Comment by rwmj
12 hours ago
Let me test that now. Note I only have 1 Intel machine so any results are very specific to this laptop.
-j time (mean ± σ)
12 (#P+#E) 130.889 s ± 4.072 s
13 (..+1) 135.049 s ± 2.270 s
4 (#P) 179.845 s ± 1.783 s
8 (#E) 141.669 s ± 3.441 s
Machine: 13th Gen Intel(R) Core(TM) i7-1365U; 2 x P-cores (4 threads), 8 x E-cores
Your processor has two P cores, and ten cores total, not twelve. The HyperThreading (SMT) does not make the two P cores into four cores. Your experiment with 4 threads will most likely result in using both P cores and two E cores, as no sane OS would double up threads on the P cores before the E cores were full with one thread each.
The hyperthreading should cover up memory latency, since the workload (compiling qemu) might not fit into L3 cache. Although I take your point that it doesn't magically create two core-equivalents.

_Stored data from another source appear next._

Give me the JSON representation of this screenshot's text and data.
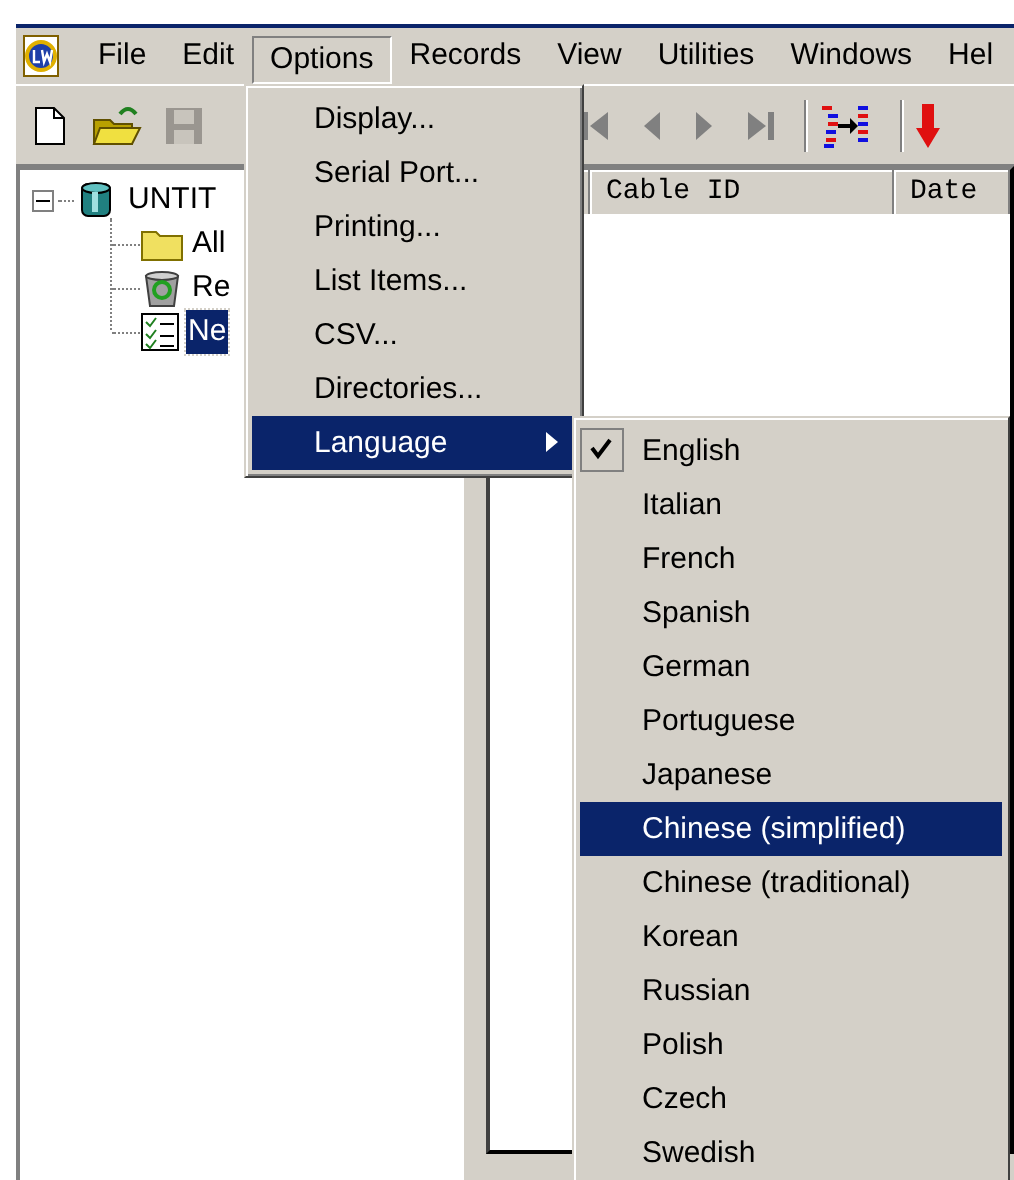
{
  "menubar": [
    {
      "label": "File",
      "selected": false
    },
    {
      "label": "Edit",
      "selected": false
    },
    {
      "label": "Options",
      "selected": true
    },
    {
      "label": "Records",
      "selected": false
    },
    {
      "label": "View",
      "selected": false
    },
    {
      "label": "Utilities",
      "selected": false
    },
    {
      "label": "Windows",
      "selected": false
    },
    {
      "label": "Hel",
      "selected": false
    }
  ],
  "tree": {
    "label": "UNTIT",
    "kind": "database",
    "expanded": true,
    "selected": false,
    "children": [
      {
        "label": "All",
        "kind": "folder",
        "selected": false
      },
      {
        "label": "Re",
        "kind": "bin",
        "selected": false
      },
      {
        "label": "Ne",
        "kind": "list",
        "selected": true
      }
    ]
  },
  "grid": {
    "columns": [
      "Cable ID",
      "Date"
    ]
  },
  "options_menu": {
    "items": [
      {
        "label": "Display...",
        "selected": false,
        "submenu": false
      },
      {
        "label": "Serial Port...",
        "selected": false,
        "submenu": false
      },
      {
        "label": "Printing...",
        "selected": false,
        "submenu": false
      },
      {
        "label": "List Items...",
        "selected": false,
        "submenu": false
      },
      {
        "label": "CSV...",
        "selected": false,
        "submenu": false
      },
      {
        "label": "Directories...",
        "selected": false,
        "submenu": false
      },
      {
        "label": "Language",
        "selected": true,
        "submenu": true
      }
    ]
  },
  "language_menu": {
    "items": [
      {
        "label": "English",
        "checked": true,
        "selected": false
      },
      {
        "label": "Italian",
        "checked": false,
        "selected": false
      },
      {
        "label": "French",
        "checked": false,
        "selected": false
      },
      {
        "label": "Spanish",
        "checked": false,
        "selected": false
      },
      {
        "label": "German",
        "checked": false,
        "selected": false
      },
      {
        "label": "Portuguese",
        "checked": false,
        "selected": false
      },
      {
        "label": "Japanese",
        "checked": false,
        "selected": false
      },
      {
        "label": "Chinese (simplified)",
        "checked": false,
        "selected": true
      },
      {
        "label": "Chinese (traditional)",
        "checked": false,
        "selected": false
      },
      {
        "label": "Korean",
        "checked": false,
        "selected": false
      },
      {
        "label": "Russian",
        "checked": false,
        "selected": false
      },
      {
        "label": "Polish",
        "checked": false,
        "selected": false
      },
      {
        "label": "Czech",
        "checked": false,
        "selected": false
      },
      {
        "label": "Swedish",
        "checked": false,
        "selected": false
      }
    ]
  }
}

“Hyperthreading” is a write pipe hack.
If the core stalls on a write then the other thread gets run.
I am sure rwmj was smart enough to use `taskset` to make this experiment meaningful.
Hehe, if only :-( However I do want to know what's best with the default Linux scheduler and just using 'make' rather than more complicated commands.